Je n’ai jamais été en Chine, et j’aurais beaucoup aimé. Je ne suis pas allée en Russie non plus. A l’origine pour mon tour du monde, je voulais aller y aller et refaire le voyage de Michel Strogoff : partir de Moscou et aller jusqu’à Irkoutsk. Alors j’étais allée à l’Ambassade Russe et un monsieur, qui je crois s’appelait Ayzanov, un attaché de presse, m’a reçu très poliment. Et quand je lui ai dit que je voulais faire ça à moto il m’a répondu « ah non ce n’est pas possible ». Je lui ai demandé pourquoi et il m’a répondu qu’il n’y avait pas de routes. Alors je lui ai affirmé que le Transsibérien passait par là et qu’il y avait bien une route d’entretien le long des rails. Il m’a répondu que ce n’était vraiment pas possible car il y avait des ours !”
Quelle était votre limite dans les voyages que vous entrepreniez ?
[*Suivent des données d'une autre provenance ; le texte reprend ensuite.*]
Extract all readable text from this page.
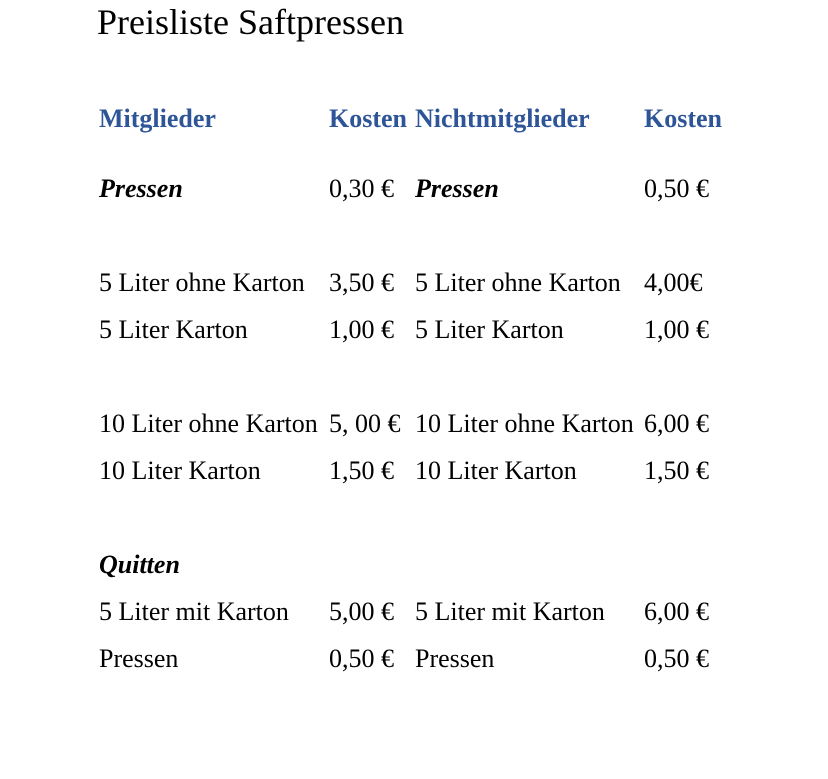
Preisliste Saftpressen
Mitglieder	Kosten	Nichtmitglieder	Kosten

Pressen	0,30 €	Pressen	0,50 €

5 Liter ohne Karton	3,50 €	5 Liter ohne Karton	4,00€

5 Liter Karton	1,00 €	5 Liter Karton	1,00 €

10 Liter ohne Karton	5, 00 €	10 Liter ohne Karton	6,00 €

10 Liter Karton	1,50 €	10 Liter Karton	1,50 €

Quitten			

5 Liter mit Karton	5,00 €	5 Liter mit Karton	6,00 €

Pressen	0,50 €	Pressen	0,50 €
“J’avais une seule limite : c’était l’argent. Il faut dire que je partais à mes frais. J’empruntais des motos à cette époque-là, et des importateurs me prêtaient aussi du matériel. En revanche je ne me faisais payer par personne, notamment pour des reportages, afin d’être libre de mon information. Je regagnais en fait l’argent que j’avais dépensé en route en vendant des reportages au retour. Par exemple pour « Moto journal » ou « Moto revue », et en général le « Cosmopolitan ». J’avais également un contrat pour un livre donc ça me permettait de rentrer dans mes frais. De nos jours ça ne serait plus possible je crois, de travailler comme ça.”
Qu’avez-vous à dire sur l’image de la femme à moto à votre époque et de nos jours ?
“La fille féminine à moto à cette époque là, ça n’existait pas. Pour reprendre un exemple similaire à celui des trois motards dans le désert, un jour, je conduisais ma moto et un type m’a fait une queue de poisson. Je me suis avancée au feu pour lui dire ce que je pensais et il a ouvert sa fenêtre. En me voyant, il a été surpris et s’est retourné vers ses potes en disant « merde, un travelo ! ». Une fille à moto c’est toujours un peu exotique. Mais à l’époque il y avait également beaucoup de curiosité. Voir une femme seule parcourir le monde : ça ne pouvait pas faire peur. Il y avait même un devoir d’hospitalité et de respect envers la femme seule. Peut-être que ça a changé de nos jours.”
Tous les livres de voyages d’Anne-France Dautheville vont être mis en ligne l’année prochaine en bibliothèque de prêt. De quoi en connaitre plus sur l’aventure extraordinaire de cette motarde aguerrie.
3 réponses à Anne-France DAUTHEVILLE : femme motarde et voyageuse”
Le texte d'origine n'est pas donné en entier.